Although Colorado Secretary of State Scott Gessler (R) felt the need to question his state’s registered voters about their eligibility to vote, sending a letter earlier this month that asked about 4,000 Colorado residents to provide proof of citizenship, his office has confirmed that at least 88 percent of those voters are indeed U.S. citizens.

Gessler — who ran for office on the platform that “fair and open elections are the foundation of self-government” — sent a letter intended to target “suspected non-citizens” who applied for a driver’s license with a non-citizen document, despite the fact that it is entirely possible to apply for a license before becoming a citizen and before registering to vote. An ACLU public policy director called the letter “intimidating” and pointed out that the registered voters who received it are likely to be “worried that they did something wrong and that their paperwork is not in order.”

After running the voter information for 1,400 individuals through a federal database, however, Gessler’s office verified that the vast majority of the individuals who received the letter did have their paperwork in order and are eligible to vote. There are roughly 168 people remaining to be verified in the database, but an employee in Colorado’s election division acknowledged even this group “may also include people who are citizens.”
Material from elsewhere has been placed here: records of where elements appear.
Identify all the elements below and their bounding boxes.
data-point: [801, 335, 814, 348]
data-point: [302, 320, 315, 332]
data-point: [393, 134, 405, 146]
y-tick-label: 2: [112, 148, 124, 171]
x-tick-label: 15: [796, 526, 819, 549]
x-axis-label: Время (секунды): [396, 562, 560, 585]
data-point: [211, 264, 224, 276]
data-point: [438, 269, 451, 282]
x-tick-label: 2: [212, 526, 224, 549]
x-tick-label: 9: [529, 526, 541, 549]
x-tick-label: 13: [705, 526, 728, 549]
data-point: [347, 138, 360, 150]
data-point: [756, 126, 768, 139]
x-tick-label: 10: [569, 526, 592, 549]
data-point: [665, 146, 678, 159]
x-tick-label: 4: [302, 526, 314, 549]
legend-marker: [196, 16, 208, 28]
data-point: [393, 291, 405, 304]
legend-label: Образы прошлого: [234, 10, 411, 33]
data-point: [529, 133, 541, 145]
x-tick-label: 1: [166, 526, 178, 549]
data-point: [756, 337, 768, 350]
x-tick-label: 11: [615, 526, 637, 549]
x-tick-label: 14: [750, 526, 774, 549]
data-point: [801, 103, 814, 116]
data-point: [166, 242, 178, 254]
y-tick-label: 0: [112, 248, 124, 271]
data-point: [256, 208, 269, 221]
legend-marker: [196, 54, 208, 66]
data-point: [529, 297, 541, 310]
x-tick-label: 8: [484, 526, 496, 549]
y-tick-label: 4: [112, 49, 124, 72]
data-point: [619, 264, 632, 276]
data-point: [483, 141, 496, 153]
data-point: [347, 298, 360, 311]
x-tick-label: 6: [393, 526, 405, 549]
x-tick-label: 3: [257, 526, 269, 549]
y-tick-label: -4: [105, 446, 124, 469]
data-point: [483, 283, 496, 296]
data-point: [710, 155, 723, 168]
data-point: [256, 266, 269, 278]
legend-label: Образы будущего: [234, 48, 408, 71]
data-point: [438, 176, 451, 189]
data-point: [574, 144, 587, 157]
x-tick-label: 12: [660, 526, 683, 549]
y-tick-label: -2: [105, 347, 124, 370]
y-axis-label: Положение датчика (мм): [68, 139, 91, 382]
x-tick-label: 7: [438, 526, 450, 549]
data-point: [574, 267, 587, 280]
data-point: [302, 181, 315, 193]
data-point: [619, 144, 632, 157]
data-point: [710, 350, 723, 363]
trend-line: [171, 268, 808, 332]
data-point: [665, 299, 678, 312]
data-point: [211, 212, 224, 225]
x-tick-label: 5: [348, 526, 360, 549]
Although Gessler denies his attempted voter purge has any political motivation, about 40 percent of his letters were sent to registered Democrats, while only 13 percent went to Republicans. Voter suppression tactics, such as Gov. Rick Scott’s (R-FL) failed voter purge in Florida, do tend to disproportionately target Democrat and Latino voters.


Despite the fact that Republican lawmakers across the country have been pursuing similarly aggressive strategies to tamp down “voter fraud” in their states, the only real threat to democracy is the voter suppression they perpetrate under the guise of stopping it. When pressed on the issue, even the authors and biggest proponents of stringent voter ID laws cannot cite examples of in-person voter impersonation. This is probably due to the fact that a person is more likely to be struck by lightning than commit voter fraud.

Beyond wasting taxpayer dollars to send out unnecessary inquiries, Gessler’s effort may scare legitimate voters but does not appear to have discovered many — if any — illegitimate ones.